In December of 2003, after our son turned 18, we invited many of the players mentioned above to join us for an entire Saturday morning at our house. We were led by a skilled facilitator and an artist in a process entitled “PATH: Planning Alternative Tomorrows with Hope.” With Joe present, we labored to create a practical, visual and colorful plan. We started with our son’s big vision (goal), and working backwards, determined what needed to be accomplished within a year, six months, one month and the next week if that goal was to be realized. Coaches were assigned for each task with others assigned to check up on the coaches. At the end everyone signed the plan and committed to help our son in the ways they had said they would.

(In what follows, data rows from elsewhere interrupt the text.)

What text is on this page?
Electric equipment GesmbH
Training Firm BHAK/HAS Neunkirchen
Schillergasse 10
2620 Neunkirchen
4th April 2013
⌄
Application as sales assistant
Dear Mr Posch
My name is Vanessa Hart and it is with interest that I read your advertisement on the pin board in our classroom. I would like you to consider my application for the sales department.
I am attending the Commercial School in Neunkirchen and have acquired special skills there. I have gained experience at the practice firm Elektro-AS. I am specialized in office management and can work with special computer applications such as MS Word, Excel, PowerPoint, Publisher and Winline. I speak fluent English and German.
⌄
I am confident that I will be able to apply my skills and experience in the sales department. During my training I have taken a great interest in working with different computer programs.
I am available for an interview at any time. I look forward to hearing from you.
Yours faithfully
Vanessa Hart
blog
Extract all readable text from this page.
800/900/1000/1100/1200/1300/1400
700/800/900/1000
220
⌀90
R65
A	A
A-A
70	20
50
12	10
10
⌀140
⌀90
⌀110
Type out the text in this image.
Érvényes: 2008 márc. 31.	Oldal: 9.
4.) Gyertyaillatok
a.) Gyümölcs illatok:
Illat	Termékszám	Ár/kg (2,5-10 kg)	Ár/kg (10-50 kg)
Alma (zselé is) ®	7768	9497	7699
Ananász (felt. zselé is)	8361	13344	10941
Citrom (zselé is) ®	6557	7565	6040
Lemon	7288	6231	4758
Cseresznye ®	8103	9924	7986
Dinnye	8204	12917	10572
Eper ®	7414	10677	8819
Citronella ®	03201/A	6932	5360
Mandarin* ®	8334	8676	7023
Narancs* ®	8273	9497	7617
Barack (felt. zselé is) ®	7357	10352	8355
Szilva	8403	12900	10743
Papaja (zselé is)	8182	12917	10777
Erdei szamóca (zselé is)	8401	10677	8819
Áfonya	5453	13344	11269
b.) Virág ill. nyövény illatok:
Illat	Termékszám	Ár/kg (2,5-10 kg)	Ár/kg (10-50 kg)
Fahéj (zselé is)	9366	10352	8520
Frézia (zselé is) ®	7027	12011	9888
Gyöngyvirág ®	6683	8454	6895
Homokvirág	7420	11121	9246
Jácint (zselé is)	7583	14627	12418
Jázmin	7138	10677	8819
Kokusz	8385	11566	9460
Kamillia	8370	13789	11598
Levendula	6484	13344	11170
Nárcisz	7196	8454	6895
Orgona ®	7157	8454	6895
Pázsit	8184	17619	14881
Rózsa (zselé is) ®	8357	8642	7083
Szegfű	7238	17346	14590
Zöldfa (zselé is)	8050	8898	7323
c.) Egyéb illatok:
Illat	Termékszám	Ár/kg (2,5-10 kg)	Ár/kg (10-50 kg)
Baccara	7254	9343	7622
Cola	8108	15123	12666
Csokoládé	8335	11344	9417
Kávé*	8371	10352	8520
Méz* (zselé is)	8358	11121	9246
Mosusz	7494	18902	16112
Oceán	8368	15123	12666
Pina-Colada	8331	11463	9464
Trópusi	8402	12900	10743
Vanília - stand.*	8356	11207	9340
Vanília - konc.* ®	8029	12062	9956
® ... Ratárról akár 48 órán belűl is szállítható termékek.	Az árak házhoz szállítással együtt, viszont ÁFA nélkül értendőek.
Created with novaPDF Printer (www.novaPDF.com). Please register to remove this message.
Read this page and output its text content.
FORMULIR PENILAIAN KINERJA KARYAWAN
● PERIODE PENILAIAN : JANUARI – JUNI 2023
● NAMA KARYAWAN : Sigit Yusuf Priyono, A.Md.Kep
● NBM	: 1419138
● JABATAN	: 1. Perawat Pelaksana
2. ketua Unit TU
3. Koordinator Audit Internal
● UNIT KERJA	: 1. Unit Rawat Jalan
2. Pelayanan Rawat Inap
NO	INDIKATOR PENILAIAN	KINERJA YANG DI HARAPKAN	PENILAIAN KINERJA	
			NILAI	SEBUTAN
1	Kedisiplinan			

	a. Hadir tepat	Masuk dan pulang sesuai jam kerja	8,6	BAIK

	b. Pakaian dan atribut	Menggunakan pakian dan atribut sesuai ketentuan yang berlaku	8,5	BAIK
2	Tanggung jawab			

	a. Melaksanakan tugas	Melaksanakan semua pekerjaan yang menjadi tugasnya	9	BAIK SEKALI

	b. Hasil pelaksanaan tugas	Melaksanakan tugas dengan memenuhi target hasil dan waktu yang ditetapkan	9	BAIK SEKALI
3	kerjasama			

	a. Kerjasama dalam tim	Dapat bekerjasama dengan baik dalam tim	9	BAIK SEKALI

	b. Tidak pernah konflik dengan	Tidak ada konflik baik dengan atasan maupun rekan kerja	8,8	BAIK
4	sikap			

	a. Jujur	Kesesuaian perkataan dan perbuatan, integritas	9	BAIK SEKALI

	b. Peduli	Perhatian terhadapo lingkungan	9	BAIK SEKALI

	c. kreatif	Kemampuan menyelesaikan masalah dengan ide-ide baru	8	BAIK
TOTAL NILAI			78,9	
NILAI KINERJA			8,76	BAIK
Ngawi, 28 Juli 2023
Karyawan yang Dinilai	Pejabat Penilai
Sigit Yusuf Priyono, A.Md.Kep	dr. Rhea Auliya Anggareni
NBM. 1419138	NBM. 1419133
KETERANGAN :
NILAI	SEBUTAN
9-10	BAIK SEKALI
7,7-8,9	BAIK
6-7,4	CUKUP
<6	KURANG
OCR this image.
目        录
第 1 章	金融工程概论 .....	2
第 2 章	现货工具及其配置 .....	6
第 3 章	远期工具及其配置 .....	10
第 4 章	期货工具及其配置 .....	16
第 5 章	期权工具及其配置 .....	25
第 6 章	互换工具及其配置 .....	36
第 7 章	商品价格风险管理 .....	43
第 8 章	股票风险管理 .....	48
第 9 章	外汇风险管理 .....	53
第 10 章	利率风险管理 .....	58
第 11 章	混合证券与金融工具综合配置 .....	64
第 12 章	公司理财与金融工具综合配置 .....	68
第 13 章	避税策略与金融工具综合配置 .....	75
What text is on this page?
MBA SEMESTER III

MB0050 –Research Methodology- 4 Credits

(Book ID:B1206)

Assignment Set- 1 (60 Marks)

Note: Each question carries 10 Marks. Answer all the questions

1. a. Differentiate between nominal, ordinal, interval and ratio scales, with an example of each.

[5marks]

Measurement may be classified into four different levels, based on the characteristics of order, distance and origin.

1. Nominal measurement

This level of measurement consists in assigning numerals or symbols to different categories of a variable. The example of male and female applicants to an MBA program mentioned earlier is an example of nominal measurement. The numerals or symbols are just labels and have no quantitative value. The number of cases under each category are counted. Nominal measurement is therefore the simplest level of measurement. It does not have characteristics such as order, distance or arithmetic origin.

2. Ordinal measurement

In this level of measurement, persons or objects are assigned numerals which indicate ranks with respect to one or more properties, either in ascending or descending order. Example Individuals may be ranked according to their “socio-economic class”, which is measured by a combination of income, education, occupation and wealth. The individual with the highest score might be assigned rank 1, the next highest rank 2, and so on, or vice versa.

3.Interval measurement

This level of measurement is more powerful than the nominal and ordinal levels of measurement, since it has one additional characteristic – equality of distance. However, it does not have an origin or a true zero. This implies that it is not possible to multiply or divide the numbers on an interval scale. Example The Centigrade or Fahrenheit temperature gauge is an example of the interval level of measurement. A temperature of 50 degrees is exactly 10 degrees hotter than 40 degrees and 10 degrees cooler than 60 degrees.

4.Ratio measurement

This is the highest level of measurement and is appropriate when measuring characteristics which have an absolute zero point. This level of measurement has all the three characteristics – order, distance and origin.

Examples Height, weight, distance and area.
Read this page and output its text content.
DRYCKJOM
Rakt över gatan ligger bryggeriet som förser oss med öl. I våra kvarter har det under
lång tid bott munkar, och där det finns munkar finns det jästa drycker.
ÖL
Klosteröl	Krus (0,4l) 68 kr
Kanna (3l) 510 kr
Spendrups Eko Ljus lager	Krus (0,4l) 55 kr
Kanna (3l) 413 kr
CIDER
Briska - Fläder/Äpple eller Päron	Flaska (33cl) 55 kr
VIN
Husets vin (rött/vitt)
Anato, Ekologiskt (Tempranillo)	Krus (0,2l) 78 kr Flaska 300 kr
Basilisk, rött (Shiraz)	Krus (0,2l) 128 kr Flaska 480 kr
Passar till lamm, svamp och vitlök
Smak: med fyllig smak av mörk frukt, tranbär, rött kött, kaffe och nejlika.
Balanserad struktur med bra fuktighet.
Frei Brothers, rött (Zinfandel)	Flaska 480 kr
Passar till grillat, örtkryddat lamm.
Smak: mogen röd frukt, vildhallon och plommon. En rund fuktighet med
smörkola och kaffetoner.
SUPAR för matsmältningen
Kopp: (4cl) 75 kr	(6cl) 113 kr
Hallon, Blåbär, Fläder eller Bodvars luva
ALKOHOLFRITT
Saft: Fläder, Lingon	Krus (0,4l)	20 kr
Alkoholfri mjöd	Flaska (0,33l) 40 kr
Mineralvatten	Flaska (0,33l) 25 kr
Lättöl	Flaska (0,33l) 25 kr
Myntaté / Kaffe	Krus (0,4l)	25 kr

We are pleased to report that our son accomplished many of the goals on the PATH during the following year: He completed his High School Equivalency Diploma, obtained his Driver’s License, stayed out of further legal trouble, and continued with anger management classes. Although currently unemployed, he did hold a job for seven months, and was able to live away from home. He is looking hard for a new job and we are hopeful. At twenty, Joe has a ways to go toward that elusive goal of adulthood, but we try to forget his chronological age and mark his progress in terms that are appropriate to his unique development and inner spirit. We have seen progress and we are still able to call some of the team members on his behalf. Better yet, he seeks their help on his own.
It takes huge amounts of energy and effort to assemble a family-driven team, and we are thankful for those who have responded to our sometimes faltering initiatives. They include the psychologist who did extensive evaluation and helped us in therapy sessions of our own to begin to understand our child; the therapists and psychiatrists who took what we knew about our son and worked with that knowledge rather than discounting it, and also were creatively able to relate to Joe in very important ways; the teachers, principals, and special education instructors who didn’t view us as bad parents and worked hard on Joe’s behalf; the social service and juvenile justice officials who saw a good kid even when he wasn’t behaving well; and the friends and relatives who somehow understood what our challenges have been and have given their unwavering support. Because they respected us, and allowed us to drive the team, we were able to love tough.